We should recall that the PR campaign to whip up American support for launching the first Gulf war in 1991 was professionally managed by what was then the world’s largest PR firm, Hill & Knowlton - so we shouldn’t rule out what could happen with respect to Syria. The neocon elements within the US administration want to turn Syria into a failed state, just as was done to Iraq, Afghanistan and Libya. It’s more of the same, and a human rights disaster.
4. While Tillerson and Trump have kept up the harsh rhetoric, Gen. Mattis said today that things won’t spiral out of control because it’s not in Russia’s interest. The memo quotes Russian Prime Minister Medvedev when he mentioned “absolute mistrust” between Russia and the US, and even speaks of nuclear war. While I agree that nuclear war is a threat, do you think the situation in Syria is dire to the point that a full-on war between the US and Russia could happen?

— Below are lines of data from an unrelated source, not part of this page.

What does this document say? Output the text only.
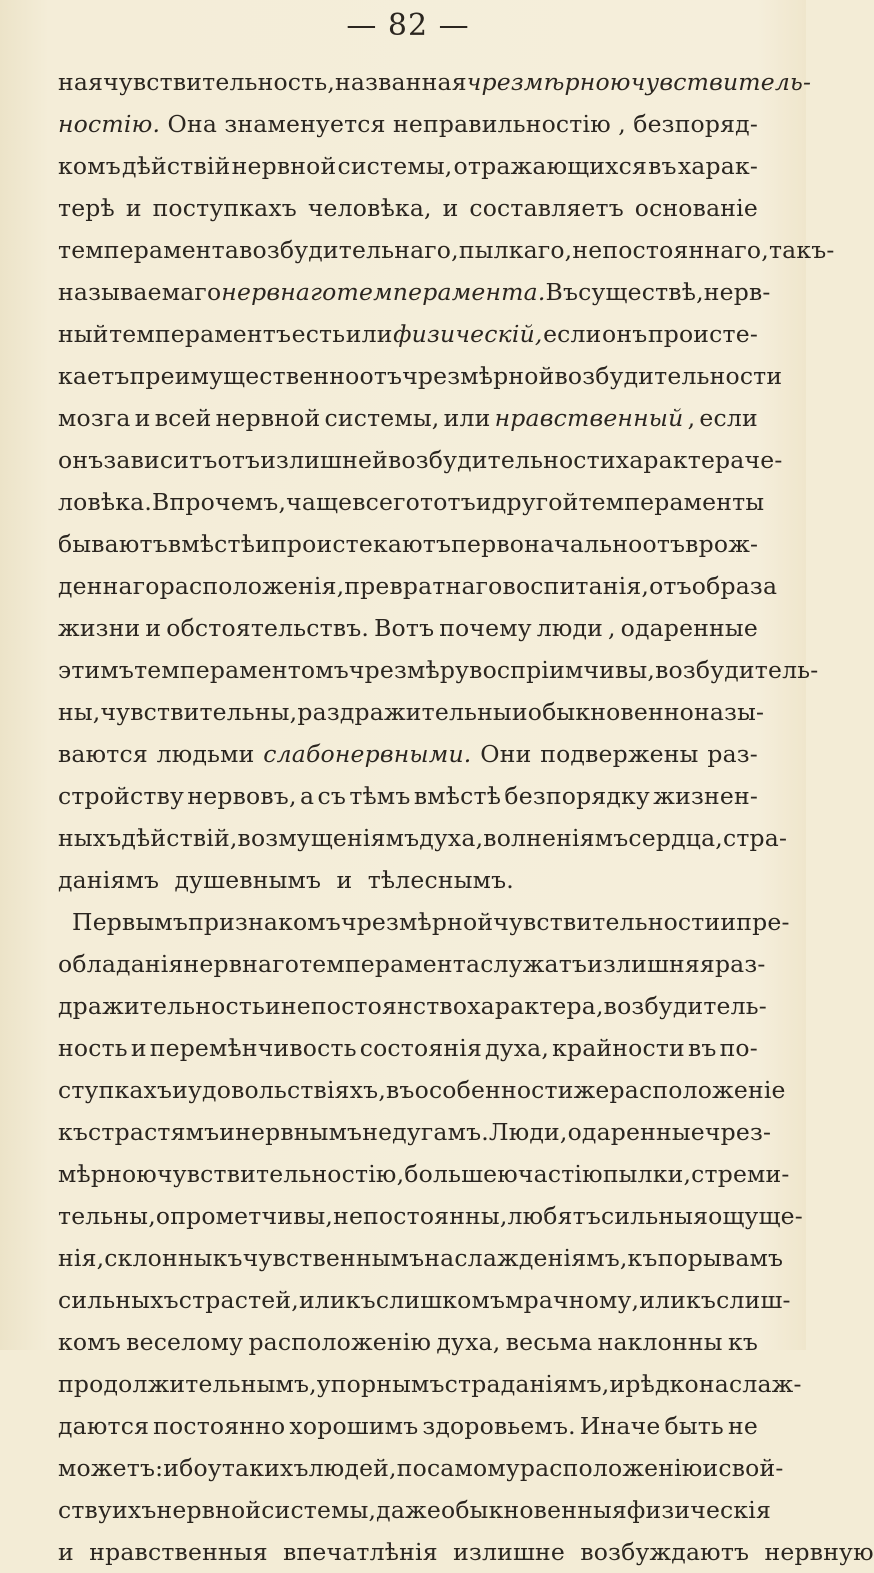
— 82 —
ная чувствительность, названная чрезмѣрною чувствитель-
ностію. Она знаменуется неправильностію , безпоряд-
комъ дѣйствій нервной системы, отражающихся въ харак-
терѣ и поступкахъ человѣка, и составляетъ основаніе
темперамента возбудительнаго, пылкаго, непостояннаго, такъ-
называемаго нервнаго темперамента. Въ существѣ, нерв-
ный темпераментъ есть или физическій, если онъ происте-
каетъ преимущественно отъ чрезмѣрной возбудительности
мозга и всей нервной системы, или нравственный , если
онъ зависитъ отъ излишней возбудительности характера че-
ловѣка. Впрочемъ, чаще всего тотъ и другой темпераменты
бываютъ вмѣстѣ и проистекаютъ первоначально отъ врож-
деннаго расположенія, превратнаго воспитанія, отъ образа
жизни и обстоятельствъ. Вотъ почему люди , одаренные
этимъ темпераментомъ чрезмѣру воспріимчивы, возбудитель-
ны, чувствительны, раздражительны и обыкновенно назы-
ваются людьми слабонервными. Они подвержены раз-
стройству нервовъ, а съ тѣмъ вмѣстѣ безпорядку жизнен-
ныхъ дѣйствій, возмущеніямъ духа, волненіямъ сердца, стра-
даніямъ
душевнымъ
и
тѣлеснымъ.
Первымъ признакомъ чрезмѣрной чувствительности и пре-
обладанія нервнаго темперамента служатъ излишняя раз-
дражительность и непостоянство характера, возбудитель-
ность и перемѣнчивость состоянія духа, крайности въ по-
ступкахъ и удовольствіяхъ, въ особенности же расположеніе
къ страстямъ и нервнымъ недугамъ. Люди, одаренные чрез-
мѣрною чувствительностію, большею частію пылки, стреми-
тельны, опрометчивы, непостоянны, любятъ сильныя ощуще-
нія, склонны къ чувственнымъ наслажденіямъ, къ порывамъ
сильныхъ страстей, или къ слишкомъ мрачному, или къ слиш-
комъ веселому расположенію духа, весьма наклонны къ
продолжительнымъ, упорнымъ страданіямъ, и рѣдко наслаж-
даются постоянно хорошимъ здоровьемъ. Иначе быть не
можетъ: ибо у такихъ людей, по самому расположенію и свой-
ству ихъ нервной системы, даже обыкновенныя физическія
и
нравственныя
впечатлѣнія
излишне
возбуждаютъ
нервную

We should listen carefully to how Prime Minister Medvedev characterizes the state of the US-Russia relationship, since he is considered to be the most pro-Western person in the Putin administration. Not only did he mention mistrust—he said US-Russia relations have been “completely ruined.” Strong words! And if he is the most pro-Western of the Russian leadership, imagine what the rest of them think!

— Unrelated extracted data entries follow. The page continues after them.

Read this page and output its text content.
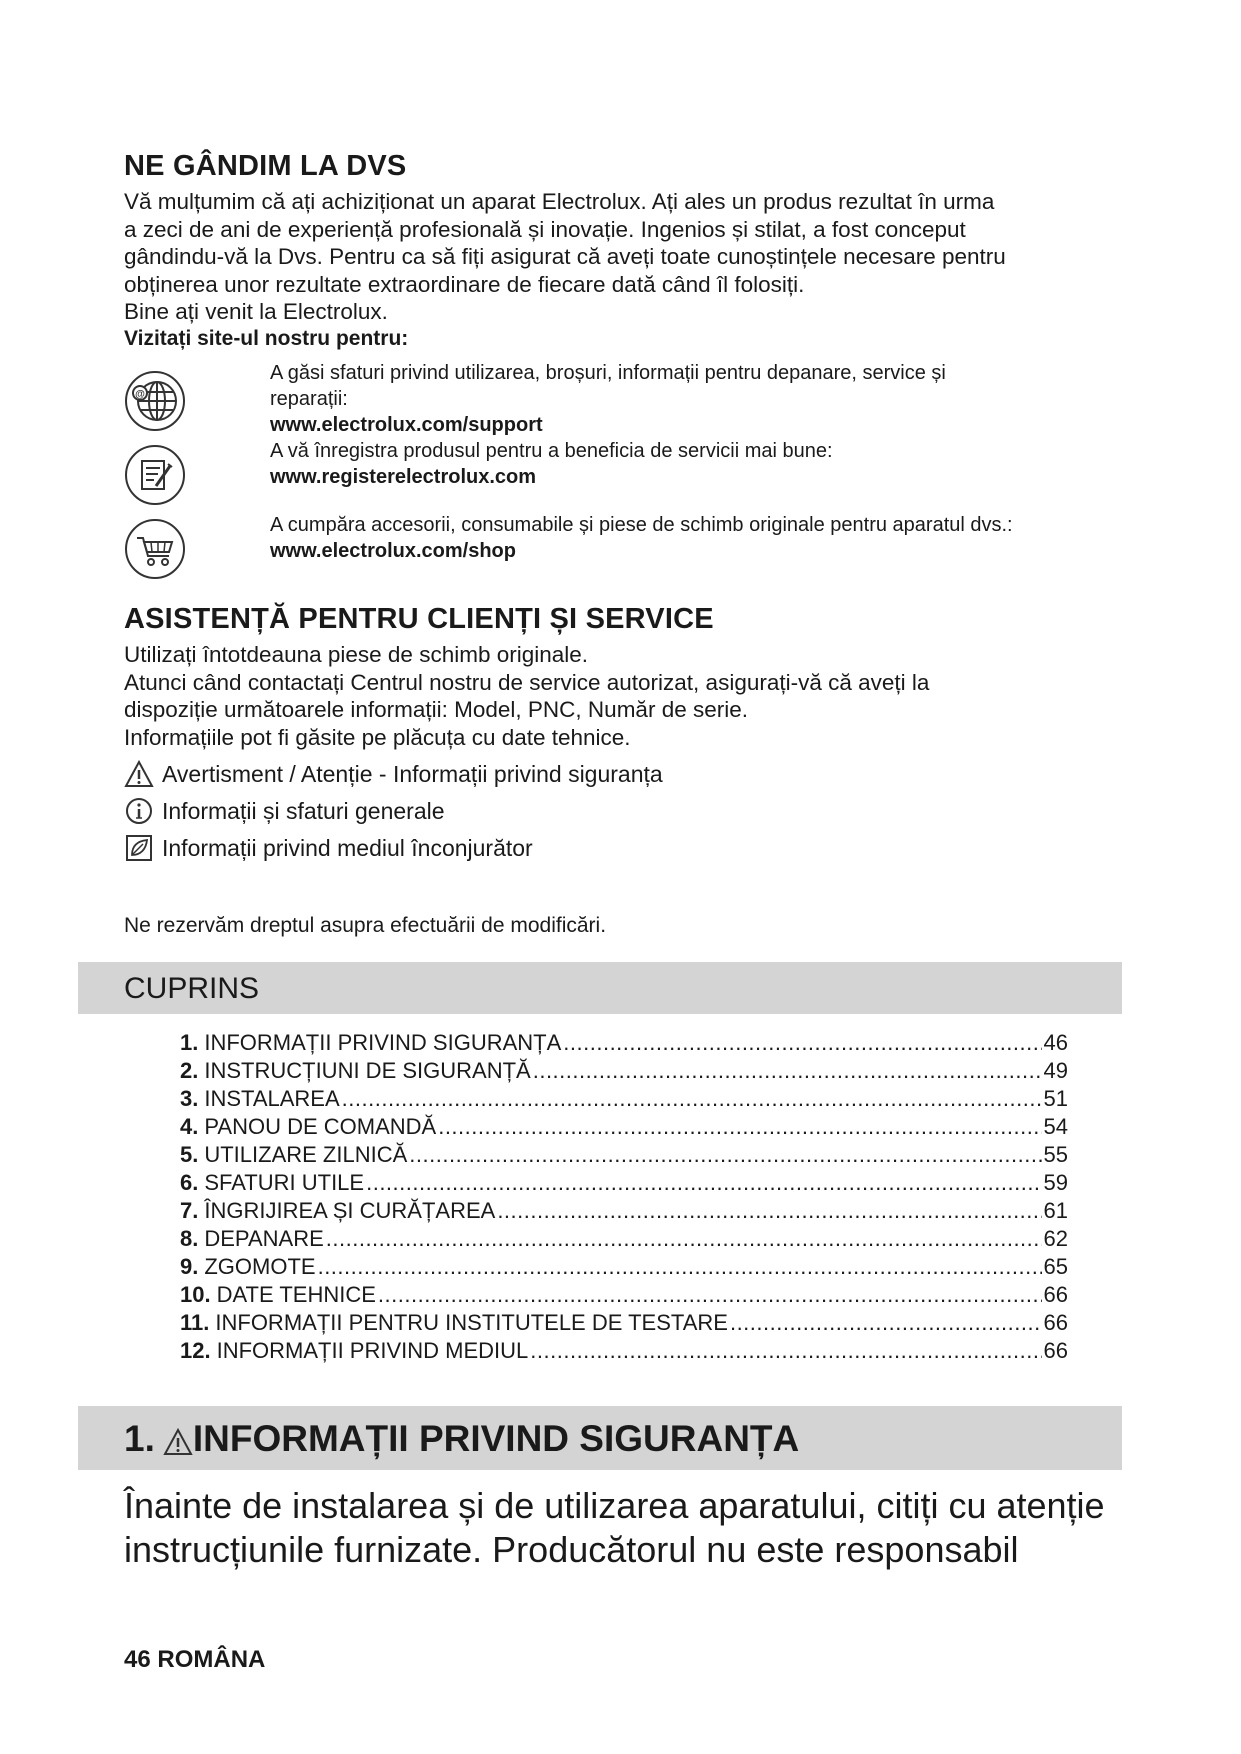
NE GÂNDIM LA DVS

Vă mulțumim că ați achiziționat un aparat Electrolux. Ați ales un produs rezultat în urma

a zeci de ani de experiență profesională și inovație. Ingenios și stilat, a fost conceput

gândindu-vă la Dvs. Pentru ca să fiți asigurat că aveți toate cunoștințele necesare pentru

obținerea unor rezultate extraordinare de fiecare dată când îl folosiți.

Bine ați venit la Electrolux.

Vizitați site-ul nostru pentru:
@
A găsi sfaturi privind utilizarea, broșuri, informații pentru depanare, service și
reparații:
www.electrolux.com/support
A vă înregistra produsul pentru a beneficia de servicii mai bune:
www.registerelectrolux.com
A cumpăra accesorii, consumabile și piese de schimb originale pentru aparatul dvs.:
www.electrolux.com/shop
ASISTENȚĂ PENTRU CLIENȚI ȘI SERVICE

Utilizați întotdeauna piese de schimb originale.

Atunci când contactați Centrul nostru de service autorizat, asigurați-vă că aveți la

dispoziție următoarele informații: Model, PNC, Număr de serie.

Informațiile pot fi găsite pe plăcuța cu date tehnice.

Avertisment / Atenție - Informații privind siguranța
Informații și sfaturi generale
Informații privind mediul înconjurător
Ne rezervăm dreptul asupra efectuării de modificări.
CUPRINS
1. INFORMAȚII PRIVIND SIGURANȚA .....	46
2. INSTRUCȚIUNI DE SIGURANȚĂ .....	49
3. INSTALAREA .....	51
4. PANOU DE COMANDĂ .....	54
5. UTILIZARE ZILNICĂ .....	55
6. SFATURI UTILE .....	59
7. ÎNGRIJIREA ȘI CURĂȚAREA .....	61
8. DEPANARE .....	62
9. ZGOMOTE .....	65
10. DATE TEHNICE .....	66
11. INFORMAȚII PENTRU INSTITUTELE DE TESTARE .....	66
12. INFORMAȚII PRIVIND MEDIUL .....	66
1. INFORMAȚII PRIVIND SIGURANȚA
Înainte de instalarea și de utilizarea aparatului, citiți cu atenție
instrucțiunile furnizate. Producătorul nu este responsabil
46 ROMÂNA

We are already playing a game of dangerous brinksmanship with record numbers of US troops massed on the Russian border with Poland and the Baltic States, and with the largest-ever military maneuvers since World War II having taken place there in June of 2016 (“Operation Anaconda”). How would we feel about 30,000 Russian troops massed along our border with Mexico? Our government staged a coup in the Ukraine back in 2014. This is Russia’s backyard. We need to put ourselves in their shoes and consider their position.

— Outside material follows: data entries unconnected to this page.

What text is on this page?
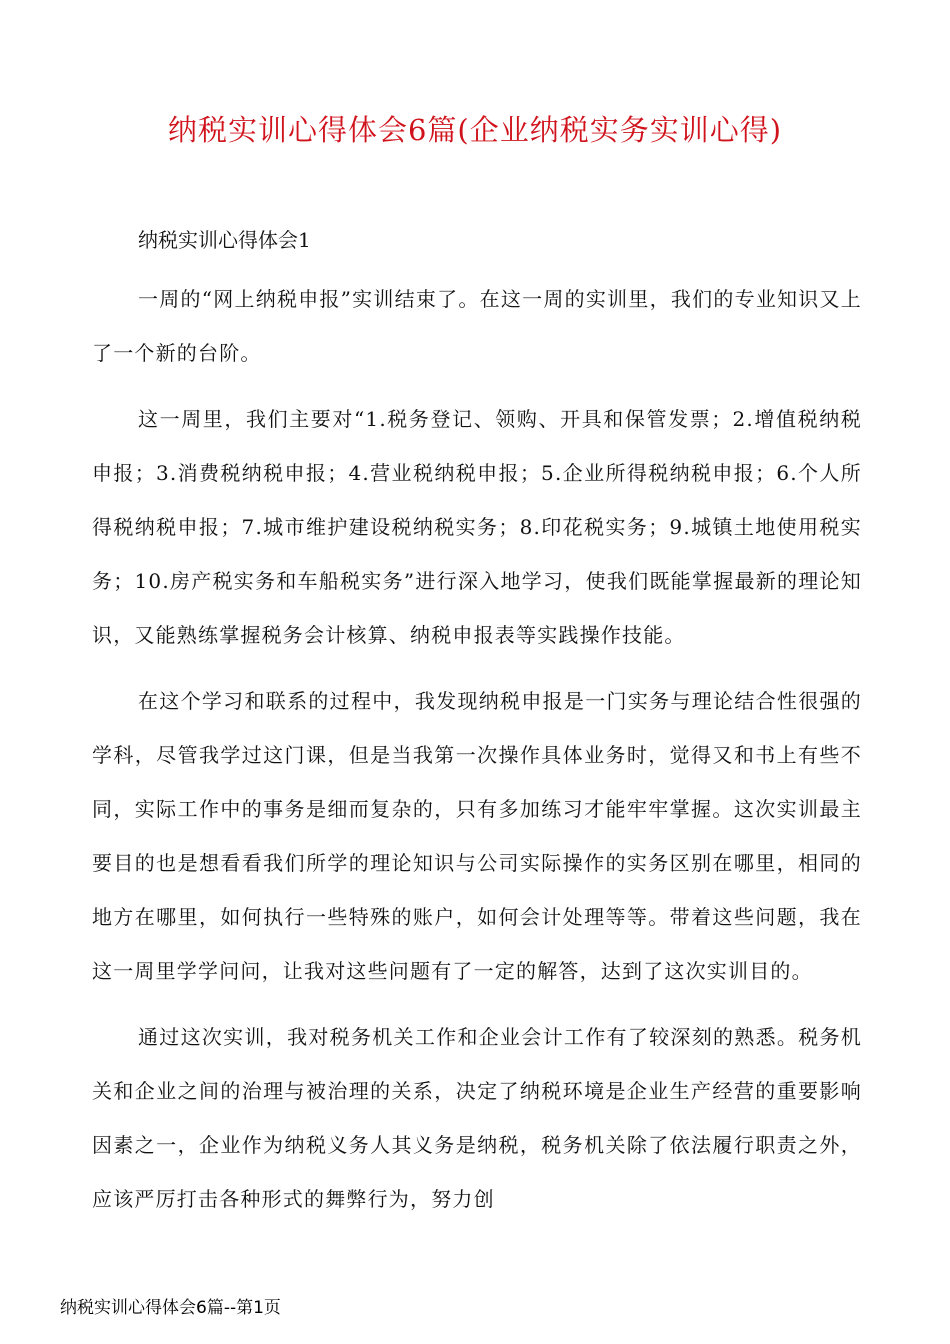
纳税实训心得体会6篇(企业纳税实务实训心得)

纳税实训心得体会1

一周的“网上纳税申报”实训结束了。在这一周的实训里，我们的专业知识又上了一个新的台阶。

这一周里，我们主要对“1.税务登记、领购、开具和保管发票；2.增值税纳税申报；3.消费税纳税申报；4.营业税纳税申报；5.企业所得税纳税申报；6.个人所得税纳税申报；7.城市维护建设税纳税实务；8.印花税实务；9.城镇土地使用税实务；10.房产税实务和车船税实务”进行深入地学习，使我们既能掌握最新的理论知识，又能熟练掌握税务会计核算、纳税申报表等实践操作技能。

在这个学习和联系的过程中，我发现纳税申报是一门实务与理论结合性很强的学科，尽管我学过这门课，但是当我第一次操作具体业务时，觉得又和书上有些不同，实际工作中的事务是细而复杂的，只有多加练习才能牢牢掌握。这次实训最主要目的也是想看看我们所学的理论知识与公司实际操作的实务区别在哪里，相同的地方在哪里，如何执行一些特殊的账户，如何会计处理等等。带着这些问题，我在这一周里学学问问，让我对这些问题有了一定的解答，达到了这次实训目的。

通过这次实训，我对税务机关工作和企业会计工作有了较深刻的熟悉。税务机关和企业之间的治理与被治理的关系，决定了纳税环境是企业生产经营的重要影响因素之一，企业作为纳税义务人其义务是纳税，税务机关除了依法履行职责之外，应该严厉打击各种形式的舞弊行为，努力创

纳税实训心得体会6篇--第1页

Right now, US and Russian aircraft are flying in close proximity in Syrian airspace. Channels of communication have been shut down since the US launched its 59 Tomahawk cruise missiles at the Syrian airbase. There is hostile anti-Russian rhetoric coming from the US administration and from every major media outlet in the United States. Imagine what could happen if the US shot down a Russian jet (accidentally or otherwise) or bombed a Russian ground crew. Events could easily spiral out of control and could lead to the use of nuclear weapons on either side. I don’t think Russia wants war, but we are really pushing them to the edge. I don’t think we want to go there.
5. Going forward, what should the US and the international community do to put the issues surrounding Khan Shaikhun, including the nature of chemical weapons and increased distrust between US & Russia, to rest?
We need to bring diplomacy back and let cooler heads prevail. Both sides should convene immediately for a high-level summit to defuse tensions and restore a working relationship.